Na verdade, ela é um problema que transcende o mundo da escrita, afetando praticamente tudo em nossa vida, seja profissional, seja pessoal.

Você sabe que está procrastinando quando quer fazer alguma coisa, sabe como fazer, mas talvez porque a tarefa seja muito difícil, talvez por ela ser muito longa, talvez por algum medo de não conseguir executá-la ou outro motivo qualquer, o fato é que você fica adiando o início.

E é justamente por isso que falei "insidioso": você não percebe que está bloqueado, acha que está tudo bem. Você tem ideias, sabe para onde a história deve ir, seus personagens já são velhos amigos seus, mas você simplesmente não faz a história evoluir no papel.
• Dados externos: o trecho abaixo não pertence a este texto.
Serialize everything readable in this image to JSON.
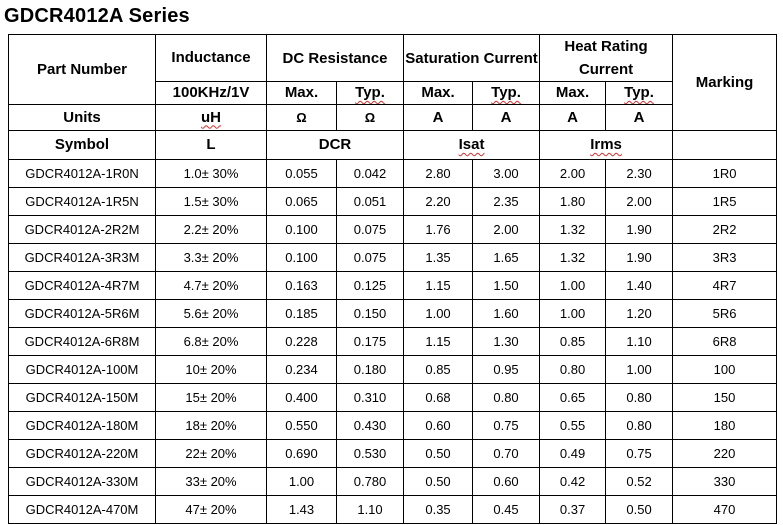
{
  "title": "GDCR4012A Series",
  "header": {
    "part_number": "Part Number",
    "inductance": "Inductance",
    "dc_resistance": "DC Resistance",
    "saturation_current": "Saturation Current",
    "heat_rating_current": "Heat Rating Current",
    "marking": "Marking",
    "test_condition": "100KHz/1V",
    "max": "Max.",
    "typ": "Typ.",
    "units_label": "Units",
    "unit_inductance": "uH",
    "unit_ohm": "Ω",
    "unit_amp": "A",
    "symbol_label": "Symbol",
    "symbol_inductance": "L",
    "symbol_dcr": "DCR",
    "symbol_isat": "Isat",
    "symbol_irms": "Irms"
  },
  "rows": [
    {
      "part": "GDCR4012A-1R0N",
      "inductance": "1.0± 30%",
      "dcr_max": "0.055",
      "dcr_typ": "0.042",
      "isat_max": "2.80",
      "isat_typ": "3.00",
      "irms_max": "2.00",
      "irms_typ": "2.30",
      "marking": "1R0"
    },
    {
      "part": "GDCR4012A-1R5N",
      "inductance": "1.5± 30%",
      "dcr_max": "0.065",
      "dcr_typ": "0.051",
      "isat_max": "2.20",
      "isat_typ": "2.35",
      "irms_max": "1.80",
      "irms_typ": "2.00",
      "marking": "1R5"
    },
    {
      "part": "GDCR4012A-2R2M",
      "inductance": "2.2± 20%",
      "dcr_max": "0.100",
      "dcr_typ": "0.075",
      "isat_max": "1.76",
      "isat_typ": "2.00",
      "irms_max": "1.32",
      "irms_typ": "1.90",
      "marking": "2R2"
    },
    {
      "part": "GDCR4012A-3R3M",
      "inductance": "3.3± 20%",
      "dcr_max": "0.100",
      "dcr_typ": "0.075",
      "isat_max": "1.35",
      "isat_typ": "1.65",
      "irms_max": "1.32",
      "irms_typ": "1.90",
      "marking": "3R3"
    },
    {
      "part": "GDCR4012A-4R7M",
      "inductance": "4.7± 20%",
      "dcr_max": "0.163",
      "dcr_typ": "0.125",
      "isat_max": "1.15",
      "isat_typ": "1.50",
      "irms_max": "1.00",
      "irms_typ": "1.40",
      "marking": "4R7"
    },
    {
      "part": "GDCR4012A-5R6M",
      "inductance": "5.6± 20%",
      "dcr_max": "0.185",
      "dcr_typ": "0.150",
      "isat_max": "1.00",
      "isat_typ": "1.60",
      "irms_max": "1.00",
      "irms_typ": "1.20",
      "marking": "5R6"
    },
    {
      "part": "GDCR4012A-6R8M",
      "inductance": "6.8± 20%",
      "dcr_max": "0.228",
      "dcr_typ": "0.175",
      "isat_max": "1.15",
      "isat_typ": "1.30",
      "irms_max": "0.85",
      "irms_typ": "1.10",
      "marking": "6R8"
    },
    {
      "part": "GDCR4012A-100M",
      "inductance": "10± 20%",
      "dcr_max": "0.234",
      "dcr_typ": "0.180",
      "isat_max": "0.85",
      "isat_typ": "0.95",
      "irms_max": "0.80",
      "irms_typ": "1.00",
      "marking": "100"
    },
    {
      "part": "GDCR4012A-150M",
      "inductance": "15± 20%",
      "dcr_max": "0.400",
      "dcr_typ": "0.310",
      "isat_max": "0.68",
      "isat_typ": "0.80",
      "irms_max": "0.65",
      "irms_typ": "0.80",
      "marking": "150"
    },
    {
      "part": "GDCR4012A-180M",
      "inductance": "18± 20%",
      "dcr_max": "0.550",
      "dcr_typ": "0.430",
      "isat_max": "0.60",
      "isat_typ": "0.75",
      "irms_max": "0.55",
      "irms_typ": "0.80",
      "marking": "180"
    },
    {
      "part": "GDCR4012A-220M",
      "inductance": "22± 20%",
      "dcr_max": "0.690",
      "dcr_typ": "0.530",
      "isat_max": "0.50",
      "isat_typ": "0.70",
      "irms_max": "0.49",
      "irms_typ": "0.75",
      "marking": "220"
    },
    {
      "part": "GDCR4012A-330M",
      "inductance": "33± 20%",
      "dcr_max": "1.00",
      "dcr_typ": "0.780",
      "isat_max": "0.50",
      "isat_typ": "0.60",
      "irms_max": "0.42",
      "irms_typ": "0.52",
      "marking": "330"
    },
    {
      "part": "GDCR4012A-470M",
      "inductance": "47± 20%",
      "dcr_max": "1.43",
      "dcr_typ": "1.10",
      "isat_max": "0.35",
      "isat_typ": "0.45",
      "irms_max": "0.37",
      "irms_typ": "0.50",
      "marking": "470"
    }
  ]
}
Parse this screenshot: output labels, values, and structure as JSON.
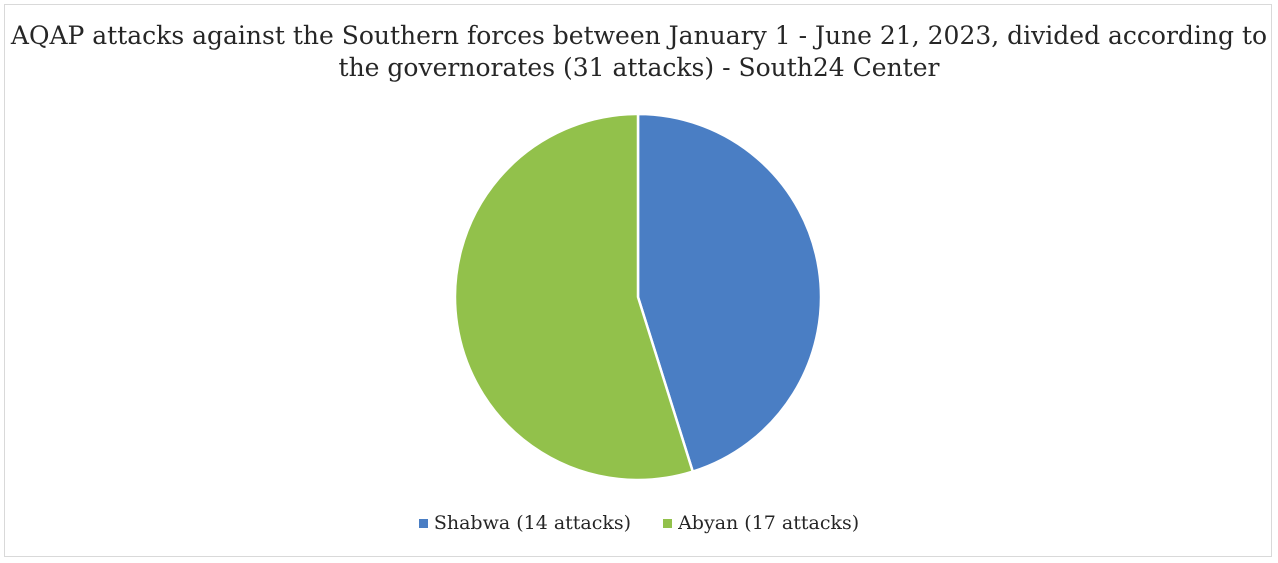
{
  "chart_data": {
    "type": "pie",
    "title": "AQAP attacks against the Southern forces between January 1 - June 21, 2023, divided according to the governorates (31 attacks) - South24 Center",
    "categories": [
      "Shabwa (14 attacks)",
      "Abyan (17 attacks)"
    ],
    "values": [
      14,
      17
    ],
    "colors": [
      "#4a7ec4",
      "#92c14b"
    ],
    "legend_position": "bottom"
  }
}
Sobre esta questão, Pablo Picasso tem uma frase excelente:


"Só deixe para fazer amanhã as coisas que você quiser deixar incompletas quando morrer"


Façamos um "teste definitivo" para saber se você está procrastinando. Considerando que você quer começar a escrever um livro, ou que já começou a escrever um, mas está sem escrever já faz...
  • Uma semana: Isso acontece, não se preocupe. Por vezes temos semanas complicadas, em que tudo é adiado até que algo se resolva.
  • Duas semanas: Há momentos de crise em que isso acontece. Emergências familiares ou profissionais, viagens, etc. Não se desespere!
  • Três semanas: A menos que realmente haja um motivo de força maior para isso (e você vai saber quando houver), não se engane: você está procrastinando!
Ok, sabendo disso, o que fazer então? Vou listar algumas das técnicas mais comuns para a evitar a procrastinação:
  1. Defina uma rotina diária - e a siga! Não adianta reservar uma hora por dia "antes de dormir", ou "quando der tempo". Defina um horário fixo para começar e para terminar seu trabalho, e neste horário, não veja e-mails, não pesquise nada sobre o que está escrevendo, não responda mensagens no WhatsApp nem olhe nenhuma rede social, só escreva!
  2. Monte seu santuário. Nosso cérebro tem um "modo criativo" que pode ser treinado, acreditem, para ser ativado em horários e ambientes propícios. Ao definir a agenda você fez o primeiro passo, agora, monte um local de escrita, com suas anotações sobre a trama, mapas mentais dos personagens, gráficos e mapas e apoio, e tudo o que você coletou sobre a história que está escrevendo.  Se você não tem um espaço em casa, guarde tudo em uma pasta e espalhe sobre a mesa da biblioteca ou do local onde vai escrever. Além disso o ajudar a entrar no "modo criativo", você terá na ponta dos dedos qualquer informação de apoio na hora de escrever.
  3.  Defina metas. Organize seu trabalho de forma a definir quantas palavras (ou páginas, se ainda não estiver acostumado a trabalhar com palavras) vai escrever por dia, por semana, por mês. Ao atingir suas metas semanais ou mensais, comemore. E, se não conseguir atingir, seu subconsciente vai "cobrá-lo" para esforçar-se mais no próximo período, o que ajuda a combater a procrastinação.
Uma das técnicas mais poderosas para combater a procrastinação, e que facilita em muito o trabalho de escrever um romance ou um roteiro de longa metragem, é seguir uma abordagem estruturada para escrever sua obra.
Ao fazer isso, além de evitar que você não saiba que rumo a trama vai seguir, você saber quando vai terminar a primeira versão - suas metas passam a ser por resultado, não por produtividade na escrita.

Vamos falar sobre isso em outra oportunidade, e até lá, fique à vontade para perguntar sobre qualquer ponto que não ficou claro, ou completar com suas dicas para outros escritores!